Si instaurò quindi un rapporto molto stretto tra Nando (così tutti lo chiamavano in paese) ed Elia. Non sappiamo quali rapporti vi siano stati fra i due al di fuori di quelli strettamente professionali: i fatti seguenti comunque ce ne potranno dare una spiegazione!
La sera del 26 luglio 1938 Nando con la moglie Marietta escono di casa dopo cena e si avviano verso il ponte del mulino a prendere una boccata d'aria, come erano soliti fare ormai da un po' di tempo. Dal ponte scendono verso il viottolo che allora divideva la gora del mulino dal fiume Elsa e si incamminano verso la steccaia del Masso. Occorre ricordare, come ci hanno confermato molti testimoni, che la Marietta era molto miope e la serata piuttosto buia. Ad un certo momento il Rosi si ferma a fare pipi, mentre la Marietta continua a camminare lungo il viottolo. Com'è, come non è, ad un certo punto la Marietta vola nell'acqua della gora e si mette ad urlare a squarciagola.
Anche Nando urla e due passanti, Marino Conforti e Geo Vecchioni, accorrono in aiuto, ma non riescono a salvare la donna che verrà ritrovata due ore più tardi alla grata di imbocco dell'acqua nel mulino, morta stecchita.
Una disgrazia come tante altre. I Carabinieri, fra i quali l'appuntato Francesco Pasqualicchio, comandati dal Maresciallo Ettore Fabozzi, esplicano tutte le indagini del caso e, fra i sussurri increduli e le voci della gente, viene accreditata la versione dell'occasionalità e quindi archiviato il tutto, non essendo risultato nessun elemento a carico di Nando che nel frattempo riprende il consueto lavoro all'ospedale e a impartire lezioni alla Suali.
Sennonché il 6 febbraio 1940, un anno e mezzo dopo la morte di Marietta, il Rosi convolò a giuste nozze con la Suali. Si incominciò allora a subodorare un certo puzzo di "bruciaticcio" e sotto sotto furono riprese le indagini, sollecitate soprattutto dalle sorelle di Marietta. Vennero avvicinati più volte i due coniugi dai carabinieri che ripresero anche con gli interrogatori; messa alle strette, un giorno Elia vuotò il sacco: la donna confessò che Nando, perdutamente innamorato di lei, aveva da tempo maturato l'idea di sopprimere la Marietta e che fu lui, quella notte, a spingerla nella gora. L'uomo inoltre avrebbe minacciato di far fare la stessa fine anche ad Elia se questa avesse rivelato il terribile segreto. Il Rosi, una volta arrestato, finì per confessare.
Si arriva cosi al processo in Corte di Assise di Siena, nel giugno del 1941. Come vedete i processi allora si facevano alla svelta, non come spesso accade oggi che durano diecine di anni e si concludono certe volte con la morte dei protagonisti e dei testimoni!

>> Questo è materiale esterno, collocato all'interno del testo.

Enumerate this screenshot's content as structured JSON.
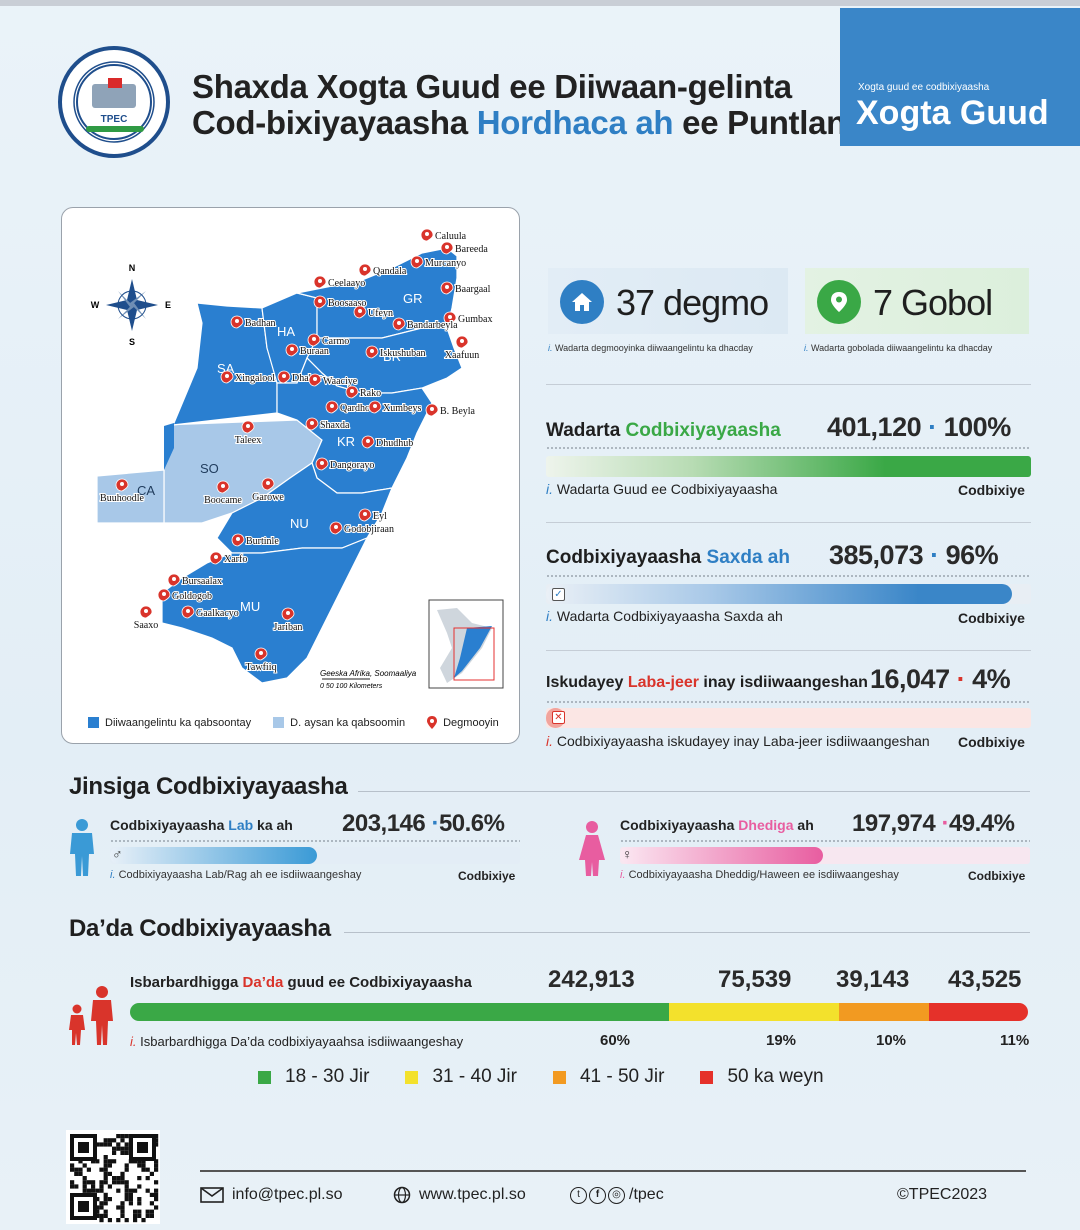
{
  "header": {
    "logo_text": "TPEC",
    "logo_ring_top": "TRANSITIONAL PUNTLAND ELECTORAL COMMISSION",
    "logo_ring_bottom": "GUDDIGA KMG AH EE DOORASHOOYINKA PUNTLAND",
    "title_line1": "Shaxda Xogta Guud ee Diiwaan-gelinta",
    "title_line2_a": "Cod-bixiyayaasha ",
    "title_line2_hl": "Hordhaca ah",
    "title_line2_b": " ee Puntland",
    "badge_small": "Xogta guud ee codbixiyaasha",
    "badge_big": "Xogta Guud"
  },
  "map": {
    "compass": {
      "n": "N",
      "s": "S",
      "e": "E",
      "w": "W"
    },
    "regions": [
      "GR",
      "HA",
      "SA",
      "BR",
      "SO",
      "KR",
      "CA",
      "NU",
      "MU"
    ],
    "places": [
      "Caluula",
      "Bareeda",
      "Murcanyo",
      "Qandala",
      "Ceelaayo",
      "Baargaal",
      "Boosaaso",
      "Ufeyn",
      "Gumbax",
      "Bandarbeyla",
      "Badhan",
      "Carmo",
      "Buraan",
      "Iskushuban",
      "Xaafuun",
      "Xingalool",
      "Dhahar",
      "Waaciye",
      "Rako",
      "Qardho",
      "Xumbeys",
      "B. Beyla",
      "Taleex",
      "Shaxda",
      "Dhudhub",
      "Dangorayo",
      "Buuhoodle",
      "Boocame",
      "Garowe",
      "Eyl",
      "Godobjiraan",
      "Burtinle",
      "Xarfo",
      "Bursaalax",
      "Goldogob",
      "Saaxo",
      "Gaalkacyo",
      "Jariban",
      "Tawfiiq"
    ],
    "inset_caption": "Geeska Afrika, Soomaaliya",
    "scale_label": "0    50   100 Kilometers",
    "legend": {
      "registered": "Diiwaangelintu ka qabsoontay",
      "not_registered": "D. aysan ka qabsoomin",
      "districts": "Degmooyin"
    }
  },
  "stats": {
    "districts_value": "37 degmo",
    "districts_note": "Wadarta degmooyinka diiwaangelintu ka dhacday",
    "regions_value": "7 Gobol",
    "regions_note": "Wadarta gobolada diiwaangelintu ka dhacday",
    "note_prefix": "i."
  },
  "rows": {
    "total": {
      "label_a": "Wadarta ",
      "label_hl": "Codbixiyayaasha",
      "value": "401,120",
      "dot": "·",
      "pct": "100%",
      "note": "Wadarta Guud ee Codbixiyayaasha",
      "unit": "Codbixiye",
      "fraction": 1.0
    },
    "valid": {
      "label_a": "Codbixiyayaasha ",
      "label_hl": "Saxda ah",
      "value": "385,073",
      "dot": "·",
      "pct": "96%",
      "note": "Wadarta Codbixiyayaasha Saxda ah",
      "unit": "Codbixiye",
      "fraction": 0.96
    },
    "double": {
      "label_a": "Iskudayey ",
      "label_hl": "Laba-jeer",
      "label_b": " inay isdiiwaangeshan",
      "value": "16,047",
      "dot": "·",
      "pct": "4%",
      "note": "Codbixiyayaasha iskudayey inay Laba-jeer isdiiwaangeshan",
      "unit": "Codbixiye",
      "fraction": 0.04
    }
  },
  "gender": {
    "title": "Jinsiga Codbixiyayaasha",
    "male": {
      "label_a": "Codbixiyayaasha ",
      "label_hl": "Lab",
      "label_b": " ka ah",
      "value": "203,146",
      "dot": "·",
      "pct": "50.6%",
      "note": "Codbixiyayaasha Lab/Rag ah ee isdiiwaangeshay",
      "unit": "Codbixiye",
      "fraction": 0.506
    },
    "female": {
      "label_a": "Codbixiyayaasha ",
      "label_hl": "Dhediga",
      "label_b": " ah",
      "value": "197,974",
      "dot": "·",
      "pct": "49.4%",
      "note": "Codbixiyayaasha Dheddig/Haween ee isdiiwaangeshay",
      "unit": "Codbixiye",
      "fraction": 0.494
    }
  },
  "age": {
    "title": "Da’da Codbixiyayaasha",
    "label_a": "Isbarbardhigga ",
    "label_hl": "Da’da",
    "label_b": " guud ee Codbixiyayaasha",
    "note": "Isbarbardhigga Da’da codbixiyayaahsa isdiiwaangeshay",
    "groups": [
      {
        "label": "18 - 30 Jir",
        "value": "242,913",
        "pct": "60%",
        "fraction": 0.6,
        "color": "#3aa846"
      },
      {
        "label": "31 - 40 Jir",
        "value": "75,539",
        "pct": "19%",
        "fraction": 0.19,
        "color": "#f3e12c"
      },
      {
        "label": "41 - 50 Jir",
        "value": "39,143",
        "pct": "10%",
        "fraction": 0.1,
        "color": "#f29a21"
      },
      {
        "label": "50 ka weyn",
        "value": "43,525",
        "pct": "11%",
        "fraction": 0.11,
        "color": "#e5312a"
      }
    ]
  },
  "footer": {
    "email": "info@tpec.pl.so",
    "website": "www.tpec.pl.so",
    "social": "/tpec",
    "copyright": "©TPEC2023"
  },
  "colors": {
    "blue": "#2f7fc4",
    "green": "#3aa846",
    "red": "#d9342b",
    "pink": "#e85da0",
    "map_dark": "#2a7fd0",
    "map_light": "#a8c8e8"
  }
}
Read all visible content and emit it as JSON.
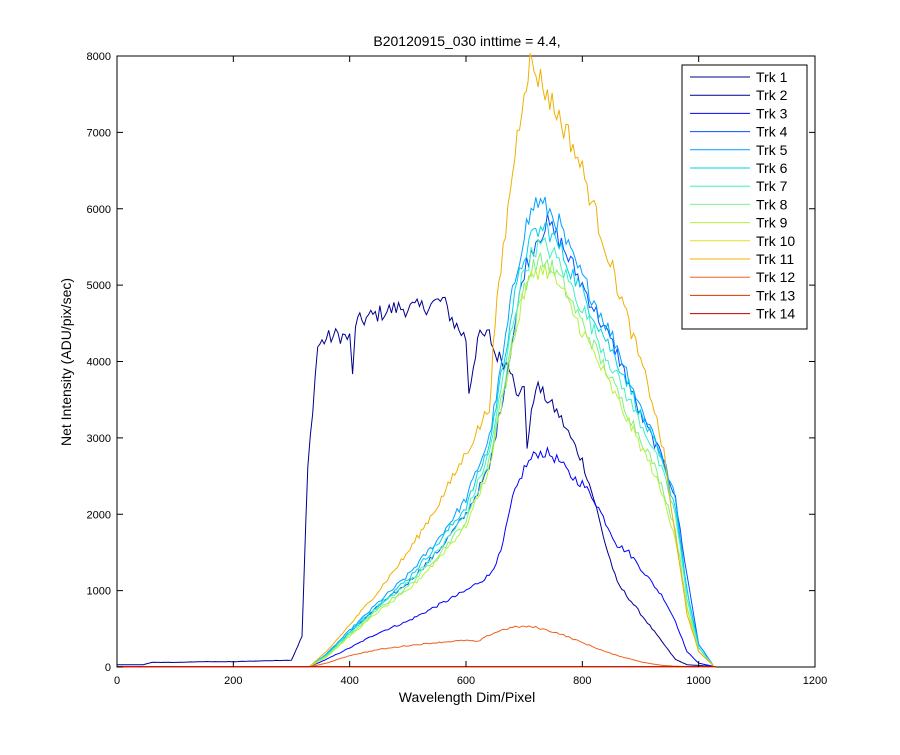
{
  "chart_data": {
    "type": "line",
    "title": "B20120915_030 inttime = 4.4,",
    "xlabel": "Wavelength Dim/Pixel",
    "ylabel": "Net Intensity (ADU/pix/sec)",
    "xlim": [
      0,
      1200
    ],
    "ylim": [
      0,
      8000
    ],
    "xticks": [
      0,
      200,
      400,
      600,
      800,
      1000,
      1200
    ],
    "yticks": [
      0,
      1000,
      2000,
      3000,
      4000,
      5000,
      6000,
      7000,
      8000
    ],
    "grid": false,
    "legend_position": "top-right",
    "series": [
      {
        "name": "Trk 1",
        "color": "#00008F",
        "x": [
          0,
          300,
          1030
        ],
        "y": [
          0,
          0,
          0
        ]
      },
      {
        "name": "Trk 2",
        "color": "#00008F",
        "x": [
          0,
          45,
          60,
          100,
          150,
          200,
          250,
          300,
          318,
          328,
          345,
          360,
          380,
          400,
          405,
          410,
          440,
          480,
          520,
          560,
          580,
          600,
          605,
          620,
          640,
          650,
          680,
          690,
          700,
          705,
          720,
          740,
          760,
          780,
          800,
          820,
          840,
          860,
          880,
          900,
          920,
          940,
          960,
          980,
          1000,
          1020
        ],
        "y": [
          30,
          30,
          60,
          60,
          70,
          70,
          80,
          90,
          400,
          2600,
          4200,
          4300,
          4350,
          4300,
          3800,
          4500,
          4600,
          4700,
          4700,
          4800,
          4500,
          4300,
          3600,
          4300,
          4350,
          4100,
          3900,
          3500,
          3700,
          2900,
          3700,
          3500,
          3300,
          3000,
          2700,
          2200,
          1600,
          1100,
          900,
          700,
          500,
          300,
          100,
          30,
          20,
          10
        ]
      },
      {
        "name": "Trk 3",
        "color": "#0000FF",
        "x": [
          0,
          330,
          360,
          400,
          450,
          500,
          550,
          600,
          640,
          660,
          680,
          700,
          720,
          740,
          760,
          780,
          800,
          820,
          840,
          860,
          880,
          900,
          920,
          940,
          960,
          980,
          1000,
          1025
        ],
        "y": [
          0,
          0,
          100,
          250,
          450,
          600,
          800,
          1000,
          1200,
          1500,
          2200,
          2600,
          2800,
          2800,
          2700,
          2500,
          2400,
          2200,
          1900,
          1600,
          1500,
          1300,
          1100,
          900,
          600,
          200,
          50,
          10
        ]
      },
      {
        "name": "Trk 4",
        "color": "#0050FF",
        "x": [
          0,
          330,
          360,
          400,
          450,
          500,
          550,
          600,
          640,
          660,
          680,
          700,
          720,
          740,
          760,
          780,
          800,
          820,
          840,
          860,
          880,
          900,
          920,
          940,
          960,
          980,
          1000,
          1025
        ],
        "y": [
          0,
          0,
          150,
          450,
          800,
          1100,
          1500,
          2000,
          2600,
          3400,
          4300,
          5200,
          5600,
          5800,
          5600,
          5300,
          5000,
          4700,
          4400,
          4100,
          3700,
          3300,
          3000,
          2700,
          2200,
          1200,
          300,
          20
        ]
      },
      {
        "name": "Trk 5",
        "color": "#00A0FF",
        "x": [
          0,
          330,
          360,
          400,
          450,
          500,
          550,
          600,
          640,
          660,
          680,
          700,
          720,
          740,
          760,
          780,
          800,
          820,
          840,
          860,
          880,
          900,
          920,
          940,
          960,
          980,
          1000,
          1025
        ],
        "y": [
          0,
          0,
          170,
          480,
          850,
          1200,
          1650,
          2200,
          3000,
          3900,
          4900,
          5700,
          6100,
          6000,
          5800,
          5400,
          5100,
          4800,
          4500,
          4200,
          3800,
          3400,
          3100,
          2700,
          2200,
          1000,
          300,
          20
        ]
      },
      {
        "name": "Trk 6",
        "color": "#00D0E8",
        "x": [
          0,
          330,
          360,
          400,
          450,
          500,
          550,
          600,
          640,
          660,
          680,
          700,
          720,
          740,
          760,
          780,
          800,
          820,
          840,
          860,
          880,
          900,
          920,
          940,
          960,
          980,
          1000,
          1025
        ],
        "y": [
          0,
          0,
          160,
          460,
          820,
          1150,
          1600,
          2100,
          2900,
          3800,
          4700,
          5400,
          5700,
          5750,
          5500,
          5200,
          4900,
          4600,
          4300,
          4000,
          3700,
          3300,
          3000,
          2600,
          2100,
          1000,
          250,
          20
        ]
      },
      {
        "name": "Trk 7",
        "color": "#40F0C0",
        "x": [
          0,
          330,
          360,
          400,
          450,
          500,
          550,
          600,
          640,
          660,
          680,
          700,
          720,
          740,
          760,
          780,
          800,
          820,
          840,
          860,
          880,
          900,
          920,
          940,
          960,
          980,
          1000,
          1025
        ],
        "y": [
          0,
          0,
          150,
          440,
          790,
          1100,
          1500,
          2000,
          2800,
          3600,
          4500,
          5200,
          5500,
          5500,
          5300,
          5000,
          4700,
          4400,
          4100,
          3800,
          3500,
          3200,
          2900,
          2500,
          2000,
          900,
          250,
          20
        ]
      },
      {
        "name": "Trk 8",
        "color": "#80F080",
        "x": [
          0,
          330,
          360,
          400,
          450,
          500,
          550,
          600,
          640,
          660,
          680,
          700,
          720,
          740,
          760,
          780,
          800,
          820,
          840,
          860,
          880,
          900,
          920,
          940,
          960,
          980,
          1000,
          1025
        ],
        "y": [
          0,
          0,
          140,
          420,
          760,
          1050,
          1450,
          1900,
          2700,
          3500,
          4300,
          5000,
          5300,
          5300,
          5100,
          4800,
          4500,
          4200,
          3900,
          3600,
          3300,
          3000,
          2700,
          2300,
          1800,
          800,
          200,
          20
        ]
      },
      {
        "name": "Trk 9",
        "color": "#B8F040",
        "x": [
          0,
          330,
          360,
          400,
          450,
          500,
          550,
          600,
          640,
          660,
          680,
          700,
          720,
          740,
          760,
          780,
          800,
          820,
          840,
          860,
          880,
          900,
          920,
          940,
          960,
          980,
          1000,
          1025
        ],
        "y": [
          0,
          0,
          130,
          400,
          730,
          1000,
          1400,
          1850,
          2600,
          3400,
          4200,
          4900,
          5200,
          5200,
          5000,
          4700,
          4400,
          4100,
          3800,
          3500,
          3200,
          2900,
          2600,
          2200,
          1700,
          750,
          200,
          20
        ]
      },
      {
        "name": "Trk 10",
        "color": "#E0E020",
        "x": [
          0,
          1030
        ],
        "y": [
          0,
          0
        ]
      },
      {
        "name": "Trk 11",
        "color": "#F0B000",
        "x": [
          0,
          330,
          360,
          400,
          450,
          500,
          550,
          600,
          640,
          650,
          660,
          680,
          700,
          710,
          720,
          740,
          760,
          780,
          800,
          820,
          840,
          860,
          880,
          900,
          920,
          940,
          960,
          980,
          1000,
          1025
        ],
        "y": [
          0,
          0,
          200,
          550,
          1000,
          1500,
          2100,
          2800,
          3400,
          4500,
          5200,
          6500,
          7600,
          7900,
          7800,
          7500,
          7200,
          6900,
          6500,
          6000,
          5500,
          5000,
          4500,
          4000,
          3500,
          2800,
          1700,
          700,
          200,
          20
        ]
      },
      {
        "name": "Trk 12",
        "color": "#F06020",
        "x": [
          0,
          330,
          360,
          400,
          450,
          500,
          550,
          600,
          620,
          640,
          660,
          680,
          700,
          720,
          740,
          760,
          780,
          800,
          820,
          840,
          860,
          880,
          900,
          920,
          940,
          960,
          980,
          1000
        ],
        "y": [
          0,
          0,
          50,
          150,
          230,
          280,
          320,
          350,
          330,
          420,
          480,
          520,
          530,
          520,
          480,
          440,
          380,
          320,
          260,
          200,
          150,
          110,
          70,
          40,
          20,
          10,
          5,
          0
        ]
      },
      {
        "name": "Trk 13",
        "color": "#E03000",
        "x": [
          0,
          1030
        ],
        "y": [
          5,
          5
        ]
      },
      {
        "name": "Trk 14",
        "color": "#C00000",
        "x": [
          0,
          1030
        ],
        "y": [
          3,
          3
        ]
      }
    ]
  }
}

Difendevano il Rosi gli avvocati Manlio Ciliberti e Bruno Delle Piane. L'accusa era di omicidio aggravato e premeditazione per motivi abbietti e subdoli quindi gravissima, suffragata oltretutto dalla confessione del Rosi che ammise di aver spinto la moglie nella gora, ma di averlo fatto involontariamente, di essersene pentito subito dopo, ma di non essersi buttato in acqua in suo soccorso perché non sapeva nuotare (mentre durante una perquisizione gli fu trovato in casa un attestato di una vittoria in una gara di nuoto).
La difesa tentò tutte le strade possibili mettendo in particolare evidenza che il Rosi avrebbe agito in preda ad una passione dissolvitrice delle sue facoltà mentali ed anche per questo era da ritenersi seminfermo di mente. Si chiese la condanna ma non l'ergastolo. Invece la Corte, dopo sole due ore di Camera di Consiglio, riterrà il Rosi colpevole e lo condannerà alla pena dell'ergastolo.
Vogliamo seguire il Rosi nel periodo della carcerazione, durante il quale si comportò da detenuto modello, come del resto ci si poteva aspettare da una persona di carattere schivo e riservato come il suo. Era in carcere quindi durante il periodo della guerra quando, con l'arrivo degli alleati fu liberato insieme a tutti gli altri detenuti. Il Rosi venne a Poggibonsi e stette sfollato a Montemorli, ma qualche giorno dopo la liberazione si presentò alla caserma dei carabinieri e ritornò in galera. Dopo una trentina di anni fu graziato per buona condotta, ritornò a Poggibonsi, si riunì con la moglie Elia e seguitò per tutto il resto dei suoi giorni a condurre una vita appartata come aveva sempre fatto.
Il dott. Amerigo Dei gli assegnò un fazzoletto di terra da coltivare in un luogo situato dopo le colonne che delimitano la strada che conduce al castello di Badia (fra l'altro ci sembra doveroso ricordare che Nando, da bravo artigiano, restaurò tutti gli infissi del castello stesso). Qui trascorreva la maggior parte delle sue giornate ed offriva ai passanti: insalatina fresca, gustosi pomodori, tenere finocchielle, carciofini novelli che orgogliosamente riteneva superiori a quelli prodotti dagli altri ortolani del paese. Questo era Nando Rosi. (Il fatto sembra sia stato ripreso dai cantastorie che giravano di paese in paese per narrare le vicende popolari, ma nonostante le ricerche effettuate non è stato possibile ritrovarne il testo).
Occorre ricordare che in previsione del processo e durante lo stesso, la stampa si occupò ampiamente del caso. Il 4 novembre del 1940 "La Nazione" mette in evidenza che «La sessione della Corte d'Assise, quest'anno si chiuderà con il processo contro Rosi Ferdinando, imputato di omicidio aggravato». Riporta poi tutta la storia di come si sono svolti i fatti e tanto doveva interessare i lettori che il 15 novembre del 1940 riporta quasi testualmente l'articolo precedente. Nel giugno del 1941 vengono seguite molto da vicino le sedute della Corte d'Assise fino al primo luglio dello stesso anno allorché viene pronunciata la sentenza. Riportiamo uno stralcio del giornale "La Nazione" in quella data:
La sentenza nel proceso per uxoricidio «È stata ripresa ieri mattina l'udierna per la causa contro l'infermiere Ferdinando Rosi da Poggibonsi, imputato di uxoricidio nella persona della di lui moglie, Chiti Marietta. Dopo una permanenza di circa due ore la Corte è rientrata ed il Presidente ha letto la sentenza con la quale il Rosi è stato dichiarato colpevole di omicidio volontario aggravato per motivi futili ed abbietti e condannato all'ergastolo. Gli avvocati della difesa hanno dichiarato che contro tale sentenza ricorreranno in Cassazione».